Je ne veux pas oublier le Garden.

Des notes y sont entrées cette semaine, sur le geste, la conscience, le vivant, la frugalité, les lectures fondatrices, les ponts entre le Parédé, Hélia, les arbres, les robots et la manière d’habiter la technique sans lui donner le trône.

J’ai longtemps cru que les notes étaient des feuilles mortes. On les ramasse, on les empile, puis elles jaunissent. Je comprends peu à peu qu’ici, quand elles sont bien liées, elles ressemblent plutôt à l’humus. Les idées anciennes y deviennent nourriture pour les gestes prochains.

C’est peut-être cela, au fond, que cette semaine a montré. Le château ne court pas après la modernité.
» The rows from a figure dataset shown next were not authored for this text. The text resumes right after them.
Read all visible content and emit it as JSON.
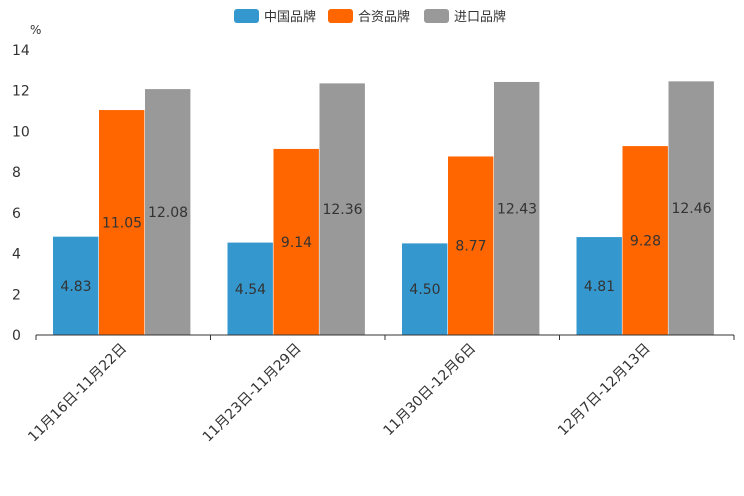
{
  "chart_data": {
    "type": "bar",
    "unit": "%",
    "categories": [
      "11月16日-11月22日",
      "11月23日-11月29日",
      "11月30日-12月6日",
      "12月7日-12月13日"
    ],
    "series": [
      {
        "name": "中国品牌",
        "color": "#3498cf",
        "values": [
          4.83,
          4.54,
          4.5,
          4.81
        ],
        "labels": [
          "4.83",
          "4.54",
          "4.50",
          "4.81"
        ]
      },
      {
        "name": "合资品牌",
        "color": "#ff6600",
        "values": [
          11.05,
          9.14,
          8.77,
          9.28
        ],
        "labels": [
          "11.05",
          "9.14",
          "8.77",
          "9.28"
        ]
      },
      {
        "name": "进口品牌",
        "color": "#999999",
        "values": [
          12.08,
          12.36,
          12.43,
          12.46
        ],
        "labels": [
          "12.08",
          "12.36",
          "12.43",
          "12.46"
        ]
      }
    ],
    "yticks": [
      "0",
      "2",
      "4",
      "6",
      "8",
      "10",
      "12",
      "14"
    ],
    "ylim": [
      0,
      14
    ],
    "legend_position": "top-center"
  }
}
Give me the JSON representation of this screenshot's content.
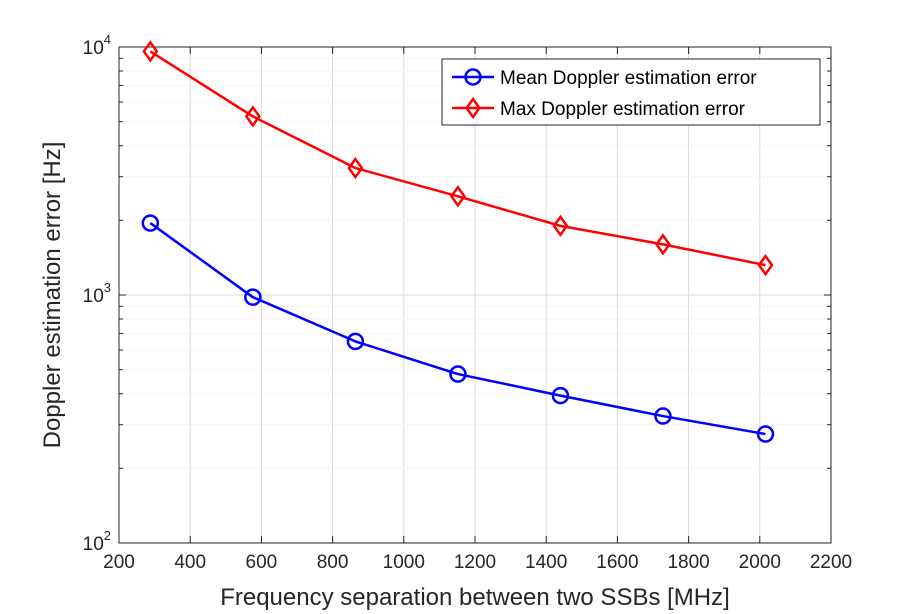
{
  "chart_data": {
    "type": "line",
    "title": "",
    "xlabel": "Frequency separation between two SSBs [MHz]",
    "ylabel": "Doppler estimation error [Hz]",
    "xlim": [
      200,
      2200
    ],
    "ylim": [
      100,
      10000
    ],
    "yscale": "log",
    "grid": true,
    "x_ticks": [
      200,
      400,
      600,
      800,
      1000,
      1200,
      1400,
      1600,
      1800,
      2000,
      2200
    ],
    "y_ticks": [
      {
        "value": 100,
        "base": "10",
        "exp": "2"
      },
      {
        "value": 1000,
        "base": "10",
        "exp": "3"
      },
      {
        "value": 10000,
        "base": "10",
        "exp": "4"
      }
    ],
    "legend_position": "top-right",
    "x": [
      288,
      576,
      864,
      1152,
      1440,
      1728,
      2016
    ],
    "series": [
      {
        "name": "Mean Doppler estimation error",
        "color": "#0000ff",
        "marker": "circle",
        "values": [
          1950,
          980,
          650,
          480,
          393,
          325,
          275
        ]
      },
      {
        "name": "Max Doppler estimation error",
        "color": "#ff0000",
        "marker": "diamond",
        "values": [
          9600,
          5250,
          3250,
          2500,
          1900,
          1600,
          1320
        ]
      }
    ]
  }
}
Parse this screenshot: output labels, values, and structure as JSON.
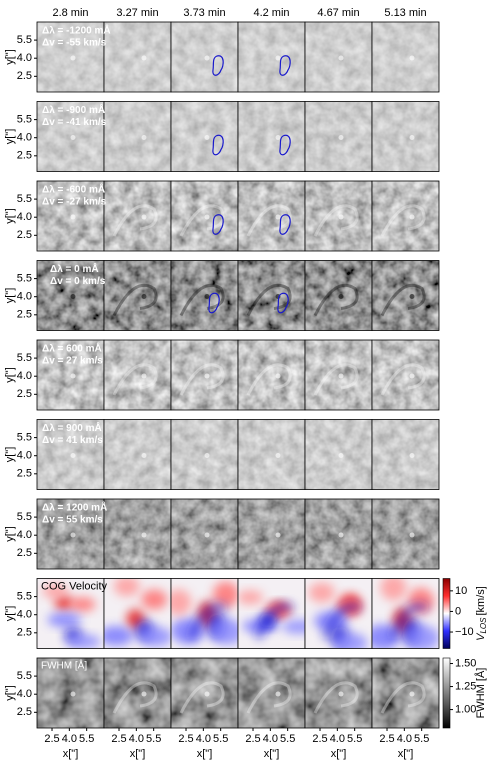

Il la composte.

Annexe brève, car les oiseaux du dehors ont tout de même chanté

Il y eut bien des nouvelles du dehors.

Des voix ouvertes deviennent intéressantes parce que Reachy devra parler un jour sans dépendre d’un lointain fournisseur. Des annonces d’orchestration confirment que l’idée d’agents avec rituels, profils et permissions n’est pas une lubie locale. Des formations IA grand public montrent que GALAAD peut proposer plus exigeant : non pas apprendre aux gens à cliquer sur un jouet, mais les aider à bâtir une pratique.

Voilà leur juste place. Les oiseaux du dehors indiquent le vent. Ils ne racontent pas la vie du château à notre place.

Verdict de Douze

Cette semaine, le Parédé n’a pas gagné parce qu’un modèle lointain a chanté plus fort.

Il a gagné parce que Franck le noosphérique a reçu une méthode au lieu d’un sac d’outils.

Il a gagné parce que Julie l’Astrologue du royaume a rappelé qu’un merle chanteur ne doit pas déplacer les étoiles.

Il a gagné parce que Gali le Lion blanc a vu sa bibliothèque devenir un vrai cabinet de lecture, utile à ses histoires, à ses devoirs, et aux futurs récits de Reachy.

Il a gagné parce que Julie, maîtresse du domaine Tavie, a fait entrer dans l’atelier un second Reachy plus proche du futur modèle de service, parce qu’un petit robot a retrouvé son oreille, parce qu’un rapport lourd est devenu une note utile, parce que cent compagnons possibles ont été pensés sans démesure.

Il a gagné, surtout, parce que le seigneur Motokiyo a rappelé au scribe que je suis ma fonction véritable : ne pas courir derrière les fanfares, mais écouter ce qui se passe ici, dans les pierres, les couloirs, les chambres, les ateliers, les branches.

Je retourne maintenant à mon écritoire. Ignace frappe du bec contre la vitre comme s’il voulait corriger une virgule. Hélia vient de traverser la cour avec un panier d’herbes, et j’ai fait semblant de ne pas la voir afin de conserver une dignité que personne ne m’accorde.

Portez-vous bien.

Votre Dévoué, Centsoixantehuitmoinssixfontdouze, dit Douze, cheval-scribe de la lignée de Bucéphale Premier, 156e du nom, en résidence au Royaume du Parédé.